Methods. We used quasi-experimental, prospective data from 1211 sexual minority male patients in a community-based health center in Massachusetts.

Results. In the 12 months after the legalization of same-sex marriage, sexual minority men had a statistically significant decrease in medical care visits (mean = 5.00 vs mean = 4.67; P = .05; Cohen's d = 0.17), mental health care visits (mean = 24.72 vs mean = 22.20; P = .03; Cohen's d = 0.35), and mental health care costs (mean = $2442.28 vs mean = $2137.38; P = .01; Cohen's d = 0.41), compared with the 12 months before the law change. These effects were not modified by partnership status, indicating that the health effect of same-sex marriage laws was similar for partnered and nonpartnered men.

Conclusions. Policies that confer protections to same-sex couples may be effective in reducing health care use and costs among sexual minority men. (Am J Public Health. Published online ahead of print December 15, 2011: e1-e7. doi:10.2105/AJPH.2011.300382)


So this is an article which looks at one year’s data from one US state and evaluates just three healthcare measures (medical care visits, mental health care visits and mental health care costs) which it finds are marginally decreased over the twelve month period after the law change.

This is as much as one can say without reviewing the full article but the abstract does nonetheless raise some very interesting questions.

Why, when the paper was published in 2011, were only the data for 2003 and 2004 reviewed? Was this decrease a one-off or part of a continuing trend? One rather suspects the former.

Was this one year trend mirrored in other states that had legalized same-sex marriage? How were potential confounding variables controlled for? (ie Was the observed effect apparent or real?)

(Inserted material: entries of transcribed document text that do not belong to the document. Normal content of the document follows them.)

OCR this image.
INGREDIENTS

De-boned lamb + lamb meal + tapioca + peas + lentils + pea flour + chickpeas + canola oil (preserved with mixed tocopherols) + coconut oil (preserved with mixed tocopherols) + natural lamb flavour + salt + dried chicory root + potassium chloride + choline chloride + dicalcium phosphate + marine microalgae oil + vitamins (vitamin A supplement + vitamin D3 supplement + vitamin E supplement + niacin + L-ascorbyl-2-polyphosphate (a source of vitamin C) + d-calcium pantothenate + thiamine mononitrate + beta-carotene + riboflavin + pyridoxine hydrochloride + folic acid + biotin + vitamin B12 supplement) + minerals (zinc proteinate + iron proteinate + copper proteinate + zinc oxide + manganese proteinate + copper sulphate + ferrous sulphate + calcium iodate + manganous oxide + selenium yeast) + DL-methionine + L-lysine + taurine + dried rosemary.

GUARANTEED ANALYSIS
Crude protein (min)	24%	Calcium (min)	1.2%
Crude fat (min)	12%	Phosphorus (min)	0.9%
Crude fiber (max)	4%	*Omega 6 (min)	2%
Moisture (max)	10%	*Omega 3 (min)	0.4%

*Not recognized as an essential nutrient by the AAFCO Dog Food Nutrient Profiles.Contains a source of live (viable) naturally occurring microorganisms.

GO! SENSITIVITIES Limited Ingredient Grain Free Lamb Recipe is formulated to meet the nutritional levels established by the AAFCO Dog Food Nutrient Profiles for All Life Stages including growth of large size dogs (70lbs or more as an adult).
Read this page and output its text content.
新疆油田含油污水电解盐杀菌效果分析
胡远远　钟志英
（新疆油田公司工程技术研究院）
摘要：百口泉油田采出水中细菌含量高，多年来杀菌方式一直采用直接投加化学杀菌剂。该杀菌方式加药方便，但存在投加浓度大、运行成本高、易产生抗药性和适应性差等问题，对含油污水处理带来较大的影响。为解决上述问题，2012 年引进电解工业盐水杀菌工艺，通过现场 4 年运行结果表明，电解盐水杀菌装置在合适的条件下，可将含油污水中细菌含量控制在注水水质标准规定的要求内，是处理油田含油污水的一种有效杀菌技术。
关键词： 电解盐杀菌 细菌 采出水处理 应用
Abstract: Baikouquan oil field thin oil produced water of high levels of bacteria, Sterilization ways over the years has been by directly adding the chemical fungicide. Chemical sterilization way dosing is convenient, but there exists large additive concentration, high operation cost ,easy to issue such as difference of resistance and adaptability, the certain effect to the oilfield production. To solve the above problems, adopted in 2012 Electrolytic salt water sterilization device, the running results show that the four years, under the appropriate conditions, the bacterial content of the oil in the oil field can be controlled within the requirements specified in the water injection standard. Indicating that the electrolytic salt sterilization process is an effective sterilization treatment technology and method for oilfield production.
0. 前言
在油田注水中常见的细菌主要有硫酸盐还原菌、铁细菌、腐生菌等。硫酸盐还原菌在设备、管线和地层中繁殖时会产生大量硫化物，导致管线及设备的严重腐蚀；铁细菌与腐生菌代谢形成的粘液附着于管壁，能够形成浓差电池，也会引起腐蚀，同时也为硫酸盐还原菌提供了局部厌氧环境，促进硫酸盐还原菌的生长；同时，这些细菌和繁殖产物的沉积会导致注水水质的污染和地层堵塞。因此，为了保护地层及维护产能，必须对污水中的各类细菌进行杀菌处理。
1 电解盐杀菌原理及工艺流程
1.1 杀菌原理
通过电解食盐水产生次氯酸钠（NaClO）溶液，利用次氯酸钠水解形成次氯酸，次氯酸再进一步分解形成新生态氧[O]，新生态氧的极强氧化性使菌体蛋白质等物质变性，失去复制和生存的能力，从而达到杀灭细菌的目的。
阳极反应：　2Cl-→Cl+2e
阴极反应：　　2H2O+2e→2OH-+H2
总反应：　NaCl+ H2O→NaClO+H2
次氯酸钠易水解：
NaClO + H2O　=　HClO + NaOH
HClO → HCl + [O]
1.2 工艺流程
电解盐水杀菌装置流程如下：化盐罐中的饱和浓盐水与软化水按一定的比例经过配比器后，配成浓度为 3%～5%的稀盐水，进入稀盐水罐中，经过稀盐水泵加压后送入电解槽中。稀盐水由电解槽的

Why were mental care health costs included but not medical care health costs? Why were these particular three measures of health chosen and not objective measures of specific diagnosed illnesses? Were other health indices measured?

These are just a few questions that would immediately spring to mind to anyone wanting to know what conclusions about the health effects of legalising same-sex marriage could reasonably be drawn.

The cautious conclusion in the abstract, ‘Policies that confer protections to same-sex couples may be effective in reducing health care use and costs among sexual minority men’ actually justifies neither the confident BBC headline ‘Gay marriage”improves health”’ nor the highly emotive Terence Higgins quote.

Rather the article itself appears to have been cherry-picked simply because its tentative conclusions provided some fodder for the campaign which could be sexed up into misleading headlines.

And I’m betting that gay rights activists, and sympathetic MPs, will be trotting out these headlines when the parliamentary debate comes along.

I have documented previously on this blog the way the BBC advances other social and political agendas by selectively reporting stories about euthanasia, abortion and stem cells.

This is apparently yet another area where we need to read far beyond the headlines and drop-ins to learn the real truth.

But sadly public policy is often built on such distortion, hype, exaggeration and selective reporting.